Le refus d'une formation obligatoire est-il une faute disciplinaire ?
Réponse courte
Le refus d'une formation obligatoire constitue une faute disciplinaire lorsque cette formation est imposée par la loi, le règlement intérieur ou le contrat de travail. L'obligation de formation en matière de sécurité et santé au travail découle de l'article L.312-1 et l'employeur doit veiller à ce que chaque salarié reçoive une formation adaptée conformément à l'article L.312-6. Le refus injustifié du salarié contrevient à son obligation de coopération.

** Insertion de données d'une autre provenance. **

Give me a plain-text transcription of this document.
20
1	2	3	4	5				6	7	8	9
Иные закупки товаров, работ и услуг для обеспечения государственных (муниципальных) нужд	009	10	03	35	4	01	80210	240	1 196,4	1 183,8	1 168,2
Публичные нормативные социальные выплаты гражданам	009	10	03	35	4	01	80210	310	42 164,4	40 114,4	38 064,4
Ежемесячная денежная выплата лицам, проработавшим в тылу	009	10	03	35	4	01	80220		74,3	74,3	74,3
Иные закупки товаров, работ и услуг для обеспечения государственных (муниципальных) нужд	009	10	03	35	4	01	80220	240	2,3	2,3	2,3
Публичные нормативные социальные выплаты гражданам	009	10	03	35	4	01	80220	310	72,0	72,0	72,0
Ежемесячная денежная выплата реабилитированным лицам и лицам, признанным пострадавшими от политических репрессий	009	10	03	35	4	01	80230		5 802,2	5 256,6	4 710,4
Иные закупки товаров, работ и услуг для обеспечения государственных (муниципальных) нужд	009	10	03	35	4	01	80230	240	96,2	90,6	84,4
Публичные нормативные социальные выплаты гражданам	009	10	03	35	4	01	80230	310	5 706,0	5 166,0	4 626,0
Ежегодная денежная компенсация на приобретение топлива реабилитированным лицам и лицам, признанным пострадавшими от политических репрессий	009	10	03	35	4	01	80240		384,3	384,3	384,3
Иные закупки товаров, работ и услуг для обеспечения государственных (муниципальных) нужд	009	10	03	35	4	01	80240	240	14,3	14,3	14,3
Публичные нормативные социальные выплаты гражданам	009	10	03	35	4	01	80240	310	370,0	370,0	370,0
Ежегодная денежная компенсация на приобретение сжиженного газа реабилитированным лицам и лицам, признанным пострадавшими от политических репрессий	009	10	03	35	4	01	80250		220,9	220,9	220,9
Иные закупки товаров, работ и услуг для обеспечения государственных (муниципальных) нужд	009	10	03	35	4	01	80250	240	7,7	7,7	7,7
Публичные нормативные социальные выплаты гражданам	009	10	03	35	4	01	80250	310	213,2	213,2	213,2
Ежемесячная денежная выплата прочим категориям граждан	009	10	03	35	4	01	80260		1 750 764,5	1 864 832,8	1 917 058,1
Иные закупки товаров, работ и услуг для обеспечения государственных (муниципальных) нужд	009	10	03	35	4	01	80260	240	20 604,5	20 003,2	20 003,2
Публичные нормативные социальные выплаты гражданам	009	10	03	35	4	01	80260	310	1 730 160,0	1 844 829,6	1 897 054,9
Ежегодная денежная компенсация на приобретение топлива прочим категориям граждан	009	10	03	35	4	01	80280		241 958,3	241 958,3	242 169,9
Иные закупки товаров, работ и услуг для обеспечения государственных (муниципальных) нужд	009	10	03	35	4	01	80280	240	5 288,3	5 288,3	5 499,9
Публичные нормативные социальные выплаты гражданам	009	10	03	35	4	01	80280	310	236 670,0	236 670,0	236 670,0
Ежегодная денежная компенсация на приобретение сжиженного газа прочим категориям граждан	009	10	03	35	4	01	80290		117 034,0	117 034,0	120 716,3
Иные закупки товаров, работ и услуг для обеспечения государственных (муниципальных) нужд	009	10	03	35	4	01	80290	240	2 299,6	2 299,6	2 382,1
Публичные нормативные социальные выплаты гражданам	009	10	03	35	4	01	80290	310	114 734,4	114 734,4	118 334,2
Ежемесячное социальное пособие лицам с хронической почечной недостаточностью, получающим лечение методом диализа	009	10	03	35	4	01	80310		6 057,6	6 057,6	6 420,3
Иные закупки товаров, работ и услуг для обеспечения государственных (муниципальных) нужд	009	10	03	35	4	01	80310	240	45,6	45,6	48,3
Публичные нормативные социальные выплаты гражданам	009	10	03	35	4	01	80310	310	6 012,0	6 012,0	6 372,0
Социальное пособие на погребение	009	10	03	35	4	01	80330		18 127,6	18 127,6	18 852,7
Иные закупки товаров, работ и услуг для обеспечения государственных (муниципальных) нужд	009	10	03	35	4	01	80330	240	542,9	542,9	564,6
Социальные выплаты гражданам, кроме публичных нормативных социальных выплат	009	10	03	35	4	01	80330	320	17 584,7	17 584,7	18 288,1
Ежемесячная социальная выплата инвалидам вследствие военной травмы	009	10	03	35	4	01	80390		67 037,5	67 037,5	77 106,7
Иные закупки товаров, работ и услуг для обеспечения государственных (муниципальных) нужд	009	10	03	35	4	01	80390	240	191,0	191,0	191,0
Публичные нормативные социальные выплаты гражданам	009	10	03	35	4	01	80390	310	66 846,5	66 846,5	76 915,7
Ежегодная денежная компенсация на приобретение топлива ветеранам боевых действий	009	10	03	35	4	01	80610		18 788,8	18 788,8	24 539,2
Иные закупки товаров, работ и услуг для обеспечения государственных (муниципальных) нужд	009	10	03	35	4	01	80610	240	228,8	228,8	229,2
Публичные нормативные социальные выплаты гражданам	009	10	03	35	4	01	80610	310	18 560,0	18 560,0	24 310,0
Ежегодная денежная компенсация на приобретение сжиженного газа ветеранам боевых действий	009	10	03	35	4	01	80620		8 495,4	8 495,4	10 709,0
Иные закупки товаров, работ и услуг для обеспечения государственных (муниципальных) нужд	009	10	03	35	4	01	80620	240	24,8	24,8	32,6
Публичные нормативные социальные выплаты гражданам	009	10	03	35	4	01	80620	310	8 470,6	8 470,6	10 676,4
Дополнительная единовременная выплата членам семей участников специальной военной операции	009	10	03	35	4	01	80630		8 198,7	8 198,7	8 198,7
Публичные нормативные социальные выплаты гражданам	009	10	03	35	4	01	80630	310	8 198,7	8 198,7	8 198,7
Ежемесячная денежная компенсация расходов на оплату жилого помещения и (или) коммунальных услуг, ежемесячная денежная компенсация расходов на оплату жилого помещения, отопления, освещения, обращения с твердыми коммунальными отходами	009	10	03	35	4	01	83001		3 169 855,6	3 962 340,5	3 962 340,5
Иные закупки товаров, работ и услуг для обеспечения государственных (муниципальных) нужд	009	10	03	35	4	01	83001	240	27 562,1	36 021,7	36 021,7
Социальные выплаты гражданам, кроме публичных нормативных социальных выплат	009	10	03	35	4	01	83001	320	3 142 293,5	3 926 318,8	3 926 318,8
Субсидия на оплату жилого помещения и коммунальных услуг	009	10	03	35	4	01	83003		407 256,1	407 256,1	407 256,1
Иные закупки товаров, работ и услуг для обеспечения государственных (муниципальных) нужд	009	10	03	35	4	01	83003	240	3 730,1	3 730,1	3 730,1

La sanction dépend de la nature de la formation refusée et des circonstances du refus. Un refus isolé et explicable peut justifier un avertissement, tandis qu'un refus persistant portant sur une formation de sécurité obligatoire peut constituer une faute suffisamment grave pour fonder un licenciement avec préavis au sens de l'article L.124-1, voire un licenciement pour faute grave si le refus met en danger la sécurité d'autrui.
Définition
La formation obligatoire est une formation que l'employeur est tenu de dispenser ou de faire suivre au salarié en vertu de la loi, du contrat ou du règlement intérieur. Elle couvre notamment la sécurité au travail, l'utilisation de machines dangereuses et les mises à jour réglementaires. Le refus de la suivre constitue un manquement à l'obligation de loyauté et de coopération du salarié.
Questions fréquentes
Conditions d’exercice
Un refus n'est fautif que si la formation est objectivement imposée et que le salarié ne peut justifier d'aucun empêchement sérieux.
| Condition | Détail |
|---|---|
| Caractère obligatoire | La formation doit être imposée par la loi, le contrat ou le règlement intérieur |
| Information du salarié | Convocation en temps utile précisant l'objet, les dates et le caractère obligatoire |
| Absence de motif légitime | Le refus ne doit pas être justifié (incompatibilité horaire prouvée, maladie) |
| Lien avec le poste | La formation doit être en rapport avec les fonctions du salarié |
| Proportionnalité | Sanction adaptée au contexte (premier refus, récidive, enjeu sécuritaire) |
Modalités pratiques
Avant toute sanction, proposer une date alternative ou une modalité à distance démontre la bonne foi de l'employeur face à un tribunal.
| Étape | Détail |
|---|---|
| Convocation formelle | Notification écrite précisant le caractère obligatoire de la formation |
| Écoute du salarié | Recueil des motifs du refus pour évaluer leur légitimité |
| Rappel des obligations | Rappel écrit des obligations contractuelles et légales |
| Entretien préalable | Obligatoire dans les entreprises ≥ 150 salariés (art. L.124-2) |
| Sanction graduée | Avertissement puis blâme en cas de persistance du refus |
Pratiques et recommandations
Formaliser le caractère obligatoire de chaque formation dans la convocation permet de prévenir toute contestation ultérieure.
Proposer des alternatives (autre date, modalité à distance) avant de sanctionner démontre la bonne foi de l'employeur et renforce la proportionnalité de la sanction.
Documenter chaque refus et les motifs invoqués par le salarié constitue un élément de preuve essentiel en cas de contentieux.
Rappeler dans le règlement intérieur que le refus de formation obligatoire est passible de sanctions disciplinaires sécurise l'ensemble de la démarche.
Cadre juridique
| Référence | Objet |
|---|---|
| Art. L.312-1 du Code du travail | Obligation de sécurité de l'employeur |
| Art. L.312-6 du Code du travail | Formation à la sécurité des salariés |
| Art. L.124-1 du Code du travail | Licenciement avec préavis |
| Art. L.124-10 du Code du travail | Licenciement pour faute grave |
| Art. L.124-2 du Code du travail | Entretien préalable obligatoire |
Note
Le refus de formation de sécurité est traité avec une sévérité particulière par les tribunaux du travail en raison de l'enjeu de protection des personnes. L'employeur qui ne sanctionne pas un tel refus pourrait voir sa propre responsabilité engagée en cas d'accident impliquant un salarié non formé.